4.9.10

Mais que um número

O caso da senhora com 70 gatos e mais uns quantos cães num apartamento, não é inédito, mas é chocante. E é chocante por motivos mais sérios que aqueles que as pessoas ditas normais (eu chamo-lhes os indiferentes) podem argumentar. E não é só uma questão de animais, nem se resolve só com o canil a ir lá buscar tudo para abater.

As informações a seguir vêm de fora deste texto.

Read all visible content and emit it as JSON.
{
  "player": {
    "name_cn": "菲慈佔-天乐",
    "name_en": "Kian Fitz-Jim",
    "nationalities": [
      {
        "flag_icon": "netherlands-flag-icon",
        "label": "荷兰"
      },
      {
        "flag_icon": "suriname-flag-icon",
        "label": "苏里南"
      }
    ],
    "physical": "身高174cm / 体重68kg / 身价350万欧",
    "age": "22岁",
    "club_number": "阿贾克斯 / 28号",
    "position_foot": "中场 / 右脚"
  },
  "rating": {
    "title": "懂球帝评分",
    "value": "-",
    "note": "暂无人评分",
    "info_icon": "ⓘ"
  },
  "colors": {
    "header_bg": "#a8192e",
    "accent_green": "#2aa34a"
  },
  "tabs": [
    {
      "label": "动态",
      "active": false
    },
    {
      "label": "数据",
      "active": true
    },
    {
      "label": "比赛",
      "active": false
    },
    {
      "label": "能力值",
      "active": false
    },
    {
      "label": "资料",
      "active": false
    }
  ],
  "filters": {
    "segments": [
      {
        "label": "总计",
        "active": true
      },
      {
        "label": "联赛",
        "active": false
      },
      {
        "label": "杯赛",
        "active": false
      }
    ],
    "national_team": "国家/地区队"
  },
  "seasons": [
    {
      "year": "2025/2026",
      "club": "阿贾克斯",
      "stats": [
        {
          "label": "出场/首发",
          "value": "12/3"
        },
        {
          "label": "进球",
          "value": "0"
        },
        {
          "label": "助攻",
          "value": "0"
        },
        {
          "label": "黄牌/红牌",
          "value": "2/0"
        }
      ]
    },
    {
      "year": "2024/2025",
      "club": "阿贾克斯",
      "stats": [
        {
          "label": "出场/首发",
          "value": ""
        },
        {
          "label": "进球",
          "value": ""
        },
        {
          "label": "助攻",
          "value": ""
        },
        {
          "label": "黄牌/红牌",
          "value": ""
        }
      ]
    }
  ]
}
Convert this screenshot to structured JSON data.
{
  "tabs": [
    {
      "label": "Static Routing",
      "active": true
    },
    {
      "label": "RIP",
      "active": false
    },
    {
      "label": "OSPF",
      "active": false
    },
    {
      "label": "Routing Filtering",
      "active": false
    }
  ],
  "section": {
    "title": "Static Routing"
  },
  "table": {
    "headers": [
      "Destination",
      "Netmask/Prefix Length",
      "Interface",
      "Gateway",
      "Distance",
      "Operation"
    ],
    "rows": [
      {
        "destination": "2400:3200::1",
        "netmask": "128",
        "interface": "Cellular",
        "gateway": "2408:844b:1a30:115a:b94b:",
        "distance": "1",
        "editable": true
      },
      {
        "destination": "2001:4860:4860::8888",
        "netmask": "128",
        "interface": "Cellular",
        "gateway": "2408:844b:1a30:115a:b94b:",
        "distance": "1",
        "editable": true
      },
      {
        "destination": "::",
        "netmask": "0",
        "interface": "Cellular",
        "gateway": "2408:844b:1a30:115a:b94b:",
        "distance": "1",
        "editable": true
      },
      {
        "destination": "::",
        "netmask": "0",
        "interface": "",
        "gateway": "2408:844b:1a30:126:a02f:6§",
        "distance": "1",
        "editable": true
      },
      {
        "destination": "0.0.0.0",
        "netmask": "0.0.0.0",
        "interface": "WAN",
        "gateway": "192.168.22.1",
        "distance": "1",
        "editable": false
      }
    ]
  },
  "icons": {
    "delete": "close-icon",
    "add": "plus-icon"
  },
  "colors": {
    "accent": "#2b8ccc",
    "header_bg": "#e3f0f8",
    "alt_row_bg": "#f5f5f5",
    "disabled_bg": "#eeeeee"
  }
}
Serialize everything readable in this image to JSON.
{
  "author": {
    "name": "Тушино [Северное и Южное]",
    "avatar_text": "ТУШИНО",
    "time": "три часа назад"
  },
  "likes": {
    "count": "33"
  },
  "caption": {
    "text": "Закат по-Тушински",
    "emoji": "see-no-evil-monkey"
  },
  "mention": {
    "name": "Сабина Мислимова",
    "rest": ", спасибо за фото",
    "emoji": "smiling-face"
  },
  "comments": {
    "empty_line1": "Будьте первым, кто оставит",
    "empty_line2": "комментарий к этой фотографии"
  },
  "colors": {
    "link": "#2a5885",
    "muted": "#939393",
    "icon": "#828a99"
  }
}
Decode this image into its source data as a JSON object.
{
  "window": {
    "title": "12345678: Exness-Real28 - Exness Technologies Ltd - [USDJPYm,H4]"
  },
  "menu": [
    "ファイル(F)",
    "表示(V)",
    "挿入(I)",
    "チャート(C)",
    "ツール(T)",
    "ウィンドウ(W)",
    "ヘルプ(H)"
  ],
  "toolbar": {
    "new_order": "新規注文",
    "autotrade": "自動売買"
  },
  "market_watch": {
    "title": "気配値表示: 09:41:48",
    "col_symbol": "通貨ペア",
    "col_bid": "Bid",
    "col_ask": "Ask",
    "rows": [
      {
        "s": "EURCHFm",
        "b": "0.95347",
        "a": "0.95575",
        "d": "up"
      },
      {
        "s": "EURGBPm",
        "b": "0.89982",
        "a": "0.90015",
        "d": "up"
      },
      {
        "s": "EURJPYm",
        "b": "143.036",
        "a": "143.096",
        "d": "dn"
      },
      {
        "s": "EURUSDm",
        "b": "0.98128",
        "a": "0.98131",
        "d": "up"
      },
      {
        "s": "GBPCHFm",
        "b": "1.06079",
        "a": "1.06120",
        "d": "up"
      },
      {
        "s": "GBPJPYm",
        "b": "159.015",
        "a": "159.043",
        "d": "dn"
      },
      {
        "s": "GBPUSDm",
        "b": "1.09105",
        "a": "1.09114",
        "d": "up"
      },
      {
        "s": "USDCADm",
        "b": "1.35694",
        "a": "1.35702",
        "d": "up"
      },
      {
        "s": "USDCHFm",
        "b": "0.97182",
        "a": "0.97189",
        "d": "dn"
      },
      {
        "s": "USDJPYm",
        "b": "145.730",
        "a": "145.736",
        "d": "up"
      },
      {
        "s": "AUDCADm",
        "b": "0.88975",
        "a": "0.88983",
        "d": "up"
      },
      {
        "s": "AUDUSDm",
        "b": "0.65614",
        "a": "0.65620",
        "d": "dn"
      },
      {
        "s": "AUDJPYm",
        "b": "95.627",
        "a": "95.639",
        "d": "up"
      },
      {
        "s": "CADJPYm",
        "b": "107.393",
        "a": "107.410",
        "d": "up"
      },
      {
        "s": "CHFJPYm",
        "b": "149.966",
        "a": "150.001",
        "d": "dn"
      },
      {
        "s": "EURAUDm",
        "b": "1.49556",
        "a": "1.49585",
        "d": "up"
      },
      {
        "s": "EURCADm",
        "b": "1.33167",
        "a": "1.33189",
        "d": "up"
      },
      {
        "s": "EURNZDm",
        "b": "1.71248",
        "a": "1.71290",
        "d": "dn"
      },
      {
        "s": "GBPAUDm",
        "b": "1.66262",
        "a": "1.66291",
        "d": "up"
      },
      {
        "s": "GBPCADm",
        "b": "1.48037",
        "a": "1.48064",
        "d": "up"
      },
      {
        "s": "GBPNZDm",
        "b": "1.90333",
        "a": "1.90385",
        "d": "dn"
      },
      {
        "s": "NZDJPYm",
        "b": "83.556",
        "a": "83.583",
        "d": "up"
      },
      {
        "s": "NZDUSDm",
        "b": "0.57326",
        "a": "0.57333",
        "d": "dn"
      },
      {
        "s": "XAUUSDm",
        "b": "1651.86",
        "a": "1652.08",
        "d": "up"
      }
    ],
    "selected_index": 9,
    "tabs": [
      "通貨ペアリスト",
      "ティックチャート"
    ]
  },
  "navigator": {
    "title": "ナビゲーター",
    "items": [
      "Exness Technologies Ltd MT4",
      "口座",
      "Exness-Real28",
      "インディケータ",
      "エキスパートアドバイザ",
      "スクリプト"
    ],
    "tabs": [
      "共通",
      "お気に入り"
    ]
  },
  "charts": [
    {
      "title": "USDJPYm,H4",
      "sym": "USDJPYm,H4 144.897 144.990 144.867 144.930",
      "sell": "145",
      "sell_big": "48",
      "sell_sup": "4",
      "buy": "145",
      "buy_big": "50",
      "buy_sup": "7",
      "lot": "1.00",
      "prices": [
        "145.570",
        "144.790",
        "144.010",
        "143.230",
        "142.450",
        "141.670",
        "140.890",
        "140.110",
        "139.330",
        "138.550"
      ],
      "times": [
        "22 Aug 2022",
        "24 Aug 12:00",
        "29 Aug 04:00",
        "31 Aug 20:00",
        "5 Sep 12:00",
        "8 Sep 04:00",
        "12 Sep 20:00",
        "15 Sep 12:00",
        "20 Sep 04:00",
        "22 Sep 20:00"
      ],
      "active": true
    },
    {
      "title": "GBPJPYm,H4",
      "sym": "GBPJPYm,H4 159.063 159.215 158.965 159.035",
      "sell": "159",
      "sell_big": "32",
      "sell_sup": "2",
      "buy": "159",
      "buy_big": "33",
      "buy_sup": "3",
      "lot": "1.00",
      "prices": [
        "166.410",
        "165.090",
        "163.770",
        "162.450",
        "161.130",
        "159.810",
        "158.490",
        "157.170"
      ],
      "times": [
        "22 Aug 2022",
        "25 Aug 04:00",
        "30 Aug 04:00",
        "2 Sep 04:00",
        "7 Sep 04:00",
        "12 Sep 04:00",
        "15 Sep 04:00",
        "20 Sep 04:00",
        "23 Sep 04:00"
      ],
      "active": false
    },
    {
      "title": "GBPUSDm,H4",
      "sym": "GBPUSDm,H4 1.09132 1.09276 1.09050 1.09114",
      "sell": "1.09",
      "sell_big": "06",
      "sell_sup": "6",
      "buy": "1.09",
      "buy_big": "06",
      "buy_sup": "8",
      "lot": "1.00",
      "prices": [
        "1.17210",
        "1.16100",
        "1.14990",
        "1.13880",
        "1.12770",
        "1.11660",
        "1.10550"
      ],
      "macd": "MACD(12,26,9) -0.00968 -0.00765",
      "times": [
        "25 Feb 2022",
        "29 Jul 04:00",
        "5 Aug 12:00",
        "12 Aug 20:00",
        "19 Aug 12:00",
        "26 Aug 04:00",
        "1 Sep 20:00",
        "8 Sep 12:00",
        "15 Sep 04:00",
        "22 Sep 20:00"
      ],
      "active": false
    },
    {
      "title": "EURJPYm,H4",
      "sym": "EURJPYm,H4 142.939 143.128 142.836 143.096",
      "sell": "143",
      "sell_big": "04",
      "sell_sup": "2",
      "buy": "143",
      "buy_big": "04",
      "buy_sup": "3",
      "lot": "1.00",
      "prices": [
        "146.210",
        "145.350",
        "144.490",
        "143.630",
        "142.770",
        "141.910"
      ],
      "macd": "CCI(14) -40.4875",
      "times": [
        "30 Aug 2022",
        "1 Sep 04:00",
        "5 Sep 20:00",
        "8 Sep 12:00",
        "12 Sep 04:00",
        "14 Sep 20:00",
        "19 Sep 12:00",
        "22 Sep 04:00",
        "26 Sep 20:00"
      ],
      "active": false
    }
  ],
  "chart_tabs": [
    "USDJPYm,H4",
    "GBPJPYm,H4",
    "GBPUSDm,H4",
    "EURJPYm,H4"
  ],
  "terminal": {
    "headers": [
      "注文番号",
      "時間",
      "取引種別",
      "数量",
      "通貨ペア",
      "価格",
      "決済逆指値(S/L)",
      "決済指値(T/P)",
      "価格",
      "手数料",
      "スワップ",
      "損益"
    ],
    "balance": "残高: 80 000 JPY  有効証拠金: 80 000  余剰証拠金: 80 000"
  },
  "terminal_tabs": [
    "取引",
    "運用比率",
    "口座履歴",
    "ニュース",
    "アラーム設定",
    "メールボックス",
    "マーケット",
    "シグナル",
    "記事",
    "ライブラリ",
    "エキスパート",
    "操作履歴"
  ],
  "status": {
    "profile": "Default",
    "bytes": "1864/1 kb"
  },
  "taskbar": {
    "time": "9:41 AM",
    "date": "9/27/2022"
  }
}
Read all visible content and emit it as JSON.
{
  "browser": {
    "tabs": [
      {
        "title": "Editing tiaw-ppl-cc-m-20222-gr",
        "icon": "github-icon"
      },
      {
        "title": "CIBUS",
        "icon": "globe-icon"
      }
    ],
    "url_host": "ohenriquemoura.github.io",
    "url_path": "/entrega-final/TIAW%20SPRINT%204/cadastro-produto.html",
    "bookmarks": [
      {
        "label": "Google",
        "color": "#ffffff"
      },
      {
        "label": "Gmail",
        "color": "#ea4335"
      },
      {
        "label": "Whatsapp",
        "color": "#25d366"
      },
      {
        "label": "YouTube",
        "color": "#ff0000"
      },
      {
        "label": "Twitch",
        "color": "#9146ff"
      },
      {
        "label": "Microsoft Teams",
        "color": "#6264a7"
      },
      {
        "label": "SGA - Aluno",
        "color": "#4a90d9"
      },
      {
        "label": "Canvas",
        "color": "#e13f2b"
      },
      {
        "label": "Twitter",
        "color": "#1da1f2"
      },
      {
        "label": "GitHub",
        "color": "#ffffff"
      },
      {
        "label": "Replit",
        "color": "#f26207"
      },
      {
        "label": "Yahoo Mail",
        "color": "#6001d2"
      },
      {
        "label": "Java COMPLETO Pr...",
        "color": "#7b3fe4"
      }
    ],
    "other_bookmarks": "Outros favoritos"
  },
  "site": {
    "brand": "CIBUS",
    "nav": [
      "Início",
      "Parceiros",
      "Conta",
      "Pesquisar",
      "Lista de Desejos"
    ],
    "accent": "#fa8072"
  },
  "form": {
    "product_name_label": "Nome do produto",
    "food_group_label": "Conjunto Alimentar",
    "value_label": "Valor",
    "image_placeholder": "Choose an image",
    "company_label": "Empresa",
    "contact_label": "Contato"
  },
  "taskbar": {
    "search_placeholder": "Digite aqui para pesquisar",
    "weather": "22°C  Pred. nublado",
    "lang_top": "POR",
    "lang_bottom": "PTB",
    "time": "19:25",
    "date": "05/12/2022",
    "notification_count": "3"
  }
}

O problema da miséria humana é pior do que parece, mas é claro como água que é preciso que uma pessoa esteja completamente desamparada socialmente e sozinha até à medula para chegar a este ponto. Os esquecidos da sociedade tomam muitas formas, e dentro desses os que gostam de animais deles se rodeiam, até ao ponto exacto em que já não é bom para ninguém, nem para os animais sequer. E rapidamente a história passa a ter um só final, trágico seguramente. A excepção que confirma a regra é que, volta e meia, uns senhores (normalmente senhoras, expliquem-no) de uma associção chegam, vêem, horrorizam-se e metem mãos à obra, porque nem só de dinheiro é feita a boa vontade - apesar de actualmente também existir por aí uma crença generalizada que somos boas pessoas se e porque metemos uns trocos todos os anos na Unicef e pronto, that's it, mundo salvo e bora lá de férias para a Quarteira que está um calor do caraças.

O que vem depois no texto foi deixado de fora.